As causas desse processo estão relacionadas às “práticas agropecuárias e antrópicas adotadas para o uso dos recursos naturais, especialmente da Caatinga, que levam à exaustão dos solos e, finalmente, da vida humana”.
Essas áreas mais degradadas geralmente apresentam solos com baixo teor de fósforo e nitrogênio. Além disso, o desmatamento acelera a mineralização do que resta de matéria orgânica contribuindo com o déficit hídrico.
O Ministério do Meio Ambiente identificou nos municípios de Seridó, (RN/PB), Cariris Velhos (PB), Inhamuns (CE), Gilbués (PI), Sertão Central (PE) e Sertão do São Francisco (BA) os chamados “Núcleos de Desertificação no Semiárido Brasileiro”.
Esses espaços se caracterizam pela ausência de práticas adequadas na interação entre ações produtivas e os recursos naturais disponíveis em um ambiente marcado por um equilíbrio ecológico frágil. “Em geral, esses núcleos são áreas com grandes manchas desnudas, presença ou não de cobertura vegetal rasteira e sinais claros de erosão do solo”.
As consequências da desertificação não ficam restritas à localidade onde acontece o fenômeno, elas se apresentam nos âmbitos regional, nacional e global. Esses impactos estão são o empobrecimento da população local e declínio da qualidade ambiental nesses ambientes, provocando processos migratórios intra-regionais, perda de biodiversidade, perda de território produtivo do país e na elevação do risco social. Também há os aspectos negativos referentes ao clima do planeta, com a elevação da temperatura, interferências em processos biogeoquímicos, particularmente, na ciclagem da água e do carbono.

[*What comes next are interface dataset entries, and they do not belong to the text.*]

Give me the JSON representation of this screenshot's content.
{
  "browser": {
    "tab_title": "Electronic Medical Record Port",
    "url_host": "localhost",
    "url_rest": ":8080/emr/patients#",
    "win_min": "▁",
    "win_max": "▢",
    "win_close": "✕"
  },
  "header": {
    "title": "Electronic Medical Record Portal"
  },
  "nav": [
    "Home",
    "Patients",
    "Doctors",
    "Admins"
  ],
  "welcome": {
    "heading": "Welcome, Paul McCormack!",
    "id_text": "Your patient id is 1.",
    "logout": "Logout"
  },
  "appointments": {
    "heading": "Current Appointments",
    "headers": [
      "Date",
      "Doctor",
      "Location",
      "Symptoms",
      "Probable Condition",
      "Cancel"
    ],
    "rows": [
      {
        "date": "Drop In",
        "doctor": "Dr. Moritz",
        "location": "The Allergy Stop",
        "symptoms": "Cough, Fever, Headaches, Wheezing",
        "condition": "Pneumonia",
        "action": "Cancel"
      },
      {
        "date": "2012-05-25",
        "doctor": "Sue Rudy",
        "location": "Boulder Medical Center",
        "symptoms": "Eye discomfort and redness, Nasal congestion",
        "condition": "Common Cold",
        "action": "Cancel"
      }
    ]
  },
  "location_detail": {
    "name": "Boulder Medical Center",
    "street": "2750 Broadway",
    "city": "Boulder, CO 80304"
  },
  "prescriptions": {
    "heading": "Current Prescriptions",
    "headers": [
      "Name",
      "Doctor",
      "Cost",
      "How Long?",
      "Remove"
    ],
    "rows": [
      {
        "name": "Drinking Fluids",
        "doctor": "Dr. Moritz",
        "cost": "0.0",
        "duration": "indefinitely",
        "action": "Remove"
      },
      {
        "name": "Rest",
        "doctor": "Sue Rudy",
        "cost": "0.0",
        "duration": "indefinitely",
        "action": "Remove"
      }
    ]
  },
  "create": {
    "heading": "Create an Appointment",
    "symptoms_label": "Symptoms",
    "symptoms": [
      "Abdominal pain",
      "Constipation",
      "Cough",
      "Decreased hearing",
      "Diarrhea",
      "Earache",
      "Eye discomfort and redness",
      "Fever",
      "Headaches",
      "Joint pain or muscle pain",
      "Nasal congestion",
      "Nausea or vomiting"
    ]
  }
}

Existem tecnologias sociais que auxiliem no combate à desertificação?
Sim, existem tecnologias sociais. Ao redor do mundo muitas famílias agricultoras experimentadoras em transição agroecológica, vêm respondendo às condições climáticas cambiantes, demonstrando inovação e resiliência frente às mudanças climáticas e desertificação. É o que se vê, por exemplo, na agricultura familiar agroecológica no Semiárido brasileiro, que vem promovendo processos de intensificação da produção baseados na valorização dos recursos locais, no emprego de tecnologias e práticas de manejo que diversificam os sistemas produtivos com atividades que se complementam e permitem a formação de estoques de riquezas (água, forragem, alimentos e sementes) e uma maior circulação de nutrientes dentro do agroecossistema, estratégias estas interligados com uma forte articulação social, organização e momentos sinérgicos de comunicação entre os diversos sujeitos com interesses em jogo nas comunidades ou territórios.
Estas observações foram sistematizadas por meio da pesquisa-articulação-ação, denominado Projeto ASA-INSA, que resgatou e mapeou sistemas agrícolas familiares camponeses em zonas áridas e semiáridas. A pesquisa mostrou que a adaptação às mudanças climáticas e desertificação nos agroecossistemas da região semiárida, passaram de um conceito a um fato, como consequência do conjunto de transformações estruturais, agroecológicas, sociais em combinação com o fortalecimento de mecanismos de reciprocidade comunitária, originados pela implementação de políticas públicas contextualizadas de convivência com a semiaridez adotadas.
A integração de Políticas Públicas ambientais, territoriais, patrimoniais e urbanísticas, é fundamental para que as ações possam se dar de forma concatenada, ao invés da dispersão de esforços verificadas em diversas áreas. Por último, destaco que um desafio chave, para a comunidade científica é definir marcos conceituais e metodológicos para decifrar os princípios e mecanismos chaves que explicam a resiliência dos sistemas diversificados, de tal forma que estes possam ser transmitidos a outras famílias camponesas e os formuladores de políticas públicas possam responder de maneira oportuna e eficaz.